Pourtant, savoir vendre au bon moment est aussi important que savoir acheter. Un bien qui génère 4 % de rendement net et dont la valeur a triplé en 15 ans mobilise un capital qui pourrait financer deux nouveaux biens à 7-8 %. Un bien en situation de vacance chronique, de travaux lourds récurrents ou de conflit locatif persistant détruit plus de valeur qu’il n’en crée.

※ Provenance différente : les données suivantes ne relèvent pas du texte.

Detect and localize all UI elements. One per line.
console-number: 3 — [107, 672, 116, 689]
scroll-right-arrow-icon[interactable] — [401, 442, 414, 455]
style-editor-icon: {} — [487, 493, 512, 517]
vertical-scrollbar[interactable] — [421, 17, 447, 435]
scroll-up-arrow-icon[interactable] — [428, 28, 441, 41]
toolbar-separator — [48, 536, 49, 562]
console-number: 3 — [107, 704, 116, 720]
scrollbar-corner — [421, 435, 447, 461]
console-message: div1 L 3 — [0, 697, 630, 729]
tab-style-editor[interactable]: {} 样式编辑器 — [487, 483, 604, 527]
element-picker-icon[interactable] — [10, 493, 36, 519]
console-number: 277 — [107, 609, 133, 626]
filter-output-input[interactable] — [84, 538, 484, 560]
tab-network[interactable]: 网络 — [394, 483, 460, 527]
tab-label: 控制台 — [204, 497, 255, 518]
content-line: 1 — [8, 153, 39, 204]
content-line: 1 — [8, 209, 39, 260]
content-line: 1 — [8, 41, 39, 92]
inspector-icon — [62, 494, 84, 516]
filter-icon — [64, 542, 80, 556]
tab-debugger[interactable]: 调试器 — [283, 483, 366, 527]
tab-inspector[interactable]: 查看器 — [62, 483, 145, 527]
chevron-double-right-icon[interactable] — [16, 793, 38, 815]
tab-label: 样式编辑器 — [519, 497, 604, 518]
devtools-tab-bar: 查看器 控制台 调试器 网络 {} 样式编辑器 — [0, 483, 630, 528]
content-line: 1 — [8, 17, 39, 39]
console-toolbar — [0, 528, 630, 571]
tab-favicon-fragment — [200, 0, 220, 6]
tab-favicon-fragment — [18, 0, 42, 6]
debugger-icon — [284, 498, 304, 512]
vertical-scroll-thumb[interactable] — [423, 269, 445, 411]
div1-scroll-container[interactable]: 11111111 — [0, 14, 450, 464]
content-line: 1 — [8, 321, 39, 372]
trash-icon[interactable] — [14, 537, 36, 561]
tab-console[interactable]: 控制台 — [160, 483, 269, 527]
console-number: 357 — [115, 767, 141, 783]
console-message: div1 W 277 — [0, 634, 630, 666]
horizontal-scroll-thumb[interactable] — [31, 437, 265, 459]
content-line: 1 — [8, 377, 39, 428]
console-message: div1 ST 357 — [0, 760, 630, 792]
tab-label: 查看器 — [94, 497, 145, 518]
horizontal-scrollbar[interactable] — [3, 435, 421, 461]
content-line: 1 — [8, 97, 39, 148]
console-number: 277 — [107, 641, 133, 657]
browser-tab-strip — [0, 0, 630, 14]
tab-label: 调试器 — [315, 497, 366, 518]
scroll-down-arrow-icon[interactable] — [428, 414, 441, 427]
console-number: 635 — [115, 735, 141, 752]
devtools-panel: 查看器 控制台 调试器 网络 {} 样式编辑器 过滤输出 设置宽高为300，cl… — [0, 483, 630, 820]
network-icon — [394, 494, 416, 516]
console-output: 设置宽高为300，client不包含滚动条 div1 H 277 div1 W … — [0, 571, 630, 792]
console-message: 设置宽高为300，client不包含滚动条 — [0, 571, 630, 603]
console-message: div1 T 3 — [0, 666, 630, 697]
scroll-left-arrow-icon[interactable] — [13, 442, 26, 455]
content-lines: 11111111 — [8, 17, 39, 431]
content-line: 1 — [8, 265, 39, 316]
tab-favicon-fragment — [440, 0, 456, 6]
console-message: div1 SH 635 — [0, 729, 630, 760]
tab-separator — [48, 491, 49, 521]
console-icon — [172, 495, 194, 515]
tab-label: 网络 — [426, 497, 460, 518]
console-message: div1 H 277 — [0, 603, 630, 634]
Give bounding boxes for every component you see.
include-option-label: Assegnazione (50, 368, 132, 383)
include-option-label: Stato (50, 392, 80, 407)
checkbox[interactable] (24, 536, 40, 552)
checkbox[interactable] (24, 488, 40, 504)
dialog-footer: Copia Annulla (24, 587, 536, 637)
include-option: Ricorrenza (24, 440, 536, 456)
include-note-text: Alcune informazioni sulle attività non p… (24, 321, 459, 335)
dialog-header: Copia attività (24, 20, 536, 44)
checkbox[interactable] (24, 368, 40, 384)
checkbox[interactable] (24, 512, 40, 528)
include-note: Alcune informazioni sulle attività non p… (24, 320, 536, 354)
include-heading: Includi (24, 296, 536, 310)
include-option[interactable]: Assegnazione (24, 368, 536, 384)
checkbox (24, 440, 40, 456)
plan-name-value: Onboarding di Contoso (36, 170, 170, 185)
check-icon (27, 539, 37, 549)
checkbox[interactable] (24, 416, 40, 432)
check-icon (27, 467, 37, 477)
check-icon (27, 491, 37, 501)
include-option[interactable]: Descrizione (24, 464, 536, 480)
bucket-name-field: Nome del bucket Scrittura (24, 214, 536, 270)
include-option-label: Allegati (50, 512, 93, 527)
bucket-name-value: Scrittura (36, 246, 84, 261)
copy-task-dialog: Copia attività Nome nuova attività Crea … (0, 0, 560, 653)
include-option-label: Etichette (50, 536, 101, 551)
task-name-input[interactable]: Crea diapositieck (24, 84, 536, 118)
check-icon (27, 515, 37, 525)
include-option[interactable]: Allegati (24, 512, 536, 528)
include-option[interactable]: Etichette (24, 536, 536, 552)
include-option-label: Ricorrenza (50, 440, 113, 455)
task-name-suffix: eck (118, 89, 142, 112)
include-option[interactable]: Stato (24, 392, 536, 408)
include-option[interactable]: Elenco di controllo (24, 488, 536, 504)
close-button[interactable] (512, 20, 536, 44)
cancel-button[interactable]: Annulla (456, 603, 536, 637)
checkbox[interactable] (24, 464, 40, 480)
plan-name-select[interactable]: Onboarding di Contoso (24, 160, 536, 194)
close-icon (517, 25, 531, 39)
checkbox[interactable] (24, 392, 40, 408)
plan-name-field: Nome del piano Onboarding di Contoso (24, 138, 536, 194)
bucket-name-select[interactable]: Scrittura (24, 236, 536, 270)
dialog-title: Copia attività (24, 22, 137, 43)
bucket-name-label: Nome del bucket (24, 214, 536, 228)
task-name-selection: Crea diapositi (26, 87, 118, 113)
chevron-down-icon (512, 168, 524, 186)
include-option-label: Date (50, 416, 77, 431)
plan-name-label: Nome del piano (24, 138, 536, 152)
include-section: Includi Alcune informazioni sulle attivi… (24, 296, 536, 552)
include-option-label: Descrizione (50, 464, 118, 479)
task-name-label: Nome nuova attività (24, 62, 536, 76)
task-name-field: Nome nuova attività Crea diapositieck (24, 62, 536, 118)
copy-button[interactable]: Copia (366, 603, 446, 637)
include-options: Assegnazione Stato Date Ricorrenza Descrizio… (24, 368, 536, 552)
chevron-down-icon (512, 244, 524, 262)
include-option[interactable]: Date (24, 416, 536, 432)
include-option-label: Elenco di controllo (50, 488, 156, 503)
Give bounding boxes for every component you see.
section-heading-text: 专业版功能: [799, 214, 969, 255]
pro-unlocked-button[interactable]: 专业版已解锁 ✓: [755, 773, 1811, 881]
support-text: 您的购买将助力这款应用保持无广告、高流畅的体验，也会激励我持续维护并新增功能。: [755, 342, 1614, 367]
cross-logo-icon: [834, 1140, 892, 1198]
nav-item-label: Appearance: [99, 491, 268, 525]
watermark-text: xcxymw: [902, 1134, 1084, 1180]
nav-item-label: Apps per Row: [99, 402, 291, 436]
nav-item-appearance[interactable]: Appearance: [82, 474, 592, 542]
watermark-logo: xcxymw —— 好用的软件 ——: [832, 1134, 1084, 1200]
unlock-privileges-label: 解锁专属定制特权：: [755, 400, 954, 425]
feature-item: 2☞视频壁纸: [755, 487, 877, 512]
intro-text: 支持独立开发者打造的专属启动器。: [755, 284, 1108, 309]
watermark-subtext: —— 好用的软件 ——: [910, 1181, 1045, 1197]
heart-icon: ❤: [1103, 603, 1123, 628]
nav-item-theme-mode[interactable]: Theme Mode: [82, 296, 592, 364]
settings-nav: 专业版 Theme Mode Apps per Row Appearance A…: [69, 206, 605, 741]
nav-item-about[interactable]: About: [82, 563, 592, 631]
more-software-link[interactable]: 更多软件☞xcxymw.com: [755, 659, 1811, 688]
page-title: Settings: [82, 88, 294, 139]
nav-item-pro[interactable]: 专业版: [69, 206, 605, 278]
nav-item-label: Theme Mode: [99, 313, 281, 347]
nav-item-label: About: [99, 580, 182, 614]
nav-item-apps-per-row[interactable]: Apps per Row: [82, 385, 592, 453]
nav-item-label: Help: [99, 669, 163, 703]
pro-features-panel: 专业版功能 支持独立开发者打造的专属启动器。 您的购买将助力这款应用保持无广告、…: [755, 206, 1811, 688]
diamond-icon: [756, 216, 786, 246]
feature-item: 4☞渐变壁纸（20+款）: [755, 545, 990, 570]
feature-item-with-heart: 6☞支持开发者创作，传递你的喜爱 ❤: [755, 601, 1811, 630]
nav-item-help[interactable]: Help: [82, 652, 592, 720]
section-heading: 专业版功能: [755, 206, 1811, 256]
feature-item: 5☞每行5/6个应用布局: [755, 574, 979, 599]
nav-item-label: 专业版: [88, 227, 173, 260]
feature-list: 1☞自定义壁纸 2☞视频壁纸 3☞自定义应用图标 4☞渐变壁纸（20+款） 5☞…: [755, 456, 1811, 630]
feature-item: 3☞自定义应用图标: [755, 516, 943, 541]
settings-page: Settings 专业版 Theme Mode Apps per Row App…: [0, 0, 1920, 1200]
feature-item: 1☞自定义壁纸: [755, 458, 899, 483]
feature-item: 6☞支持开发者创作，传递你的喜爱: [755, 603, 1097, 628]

Pourquoi l’arbitrage immobilier est une compétence à développer

L’immobilier n’est pas une stratégie d’accumulation aveugle

Beaucoup d’investisseurs immobiliers ont un réflexe d’accumulation acheter, louer, conserver, répéter. Ce réflexe n’est pas mauvais en soi, mais il peut conduire à détenir un portefeuille sous-optimal : des biens anciens à faible rendement, des marchés qui ont changé, des structures fiscales inadaptées à l’évolution du patrimoine.

L’arbitrage immobilier est l’acte de gestion active par lequel un investisseur décide délibérément de vendre un bien non par nécessité financière, mais parce que cette vente libère un capital qui peut être mieux valorisé ailleurs.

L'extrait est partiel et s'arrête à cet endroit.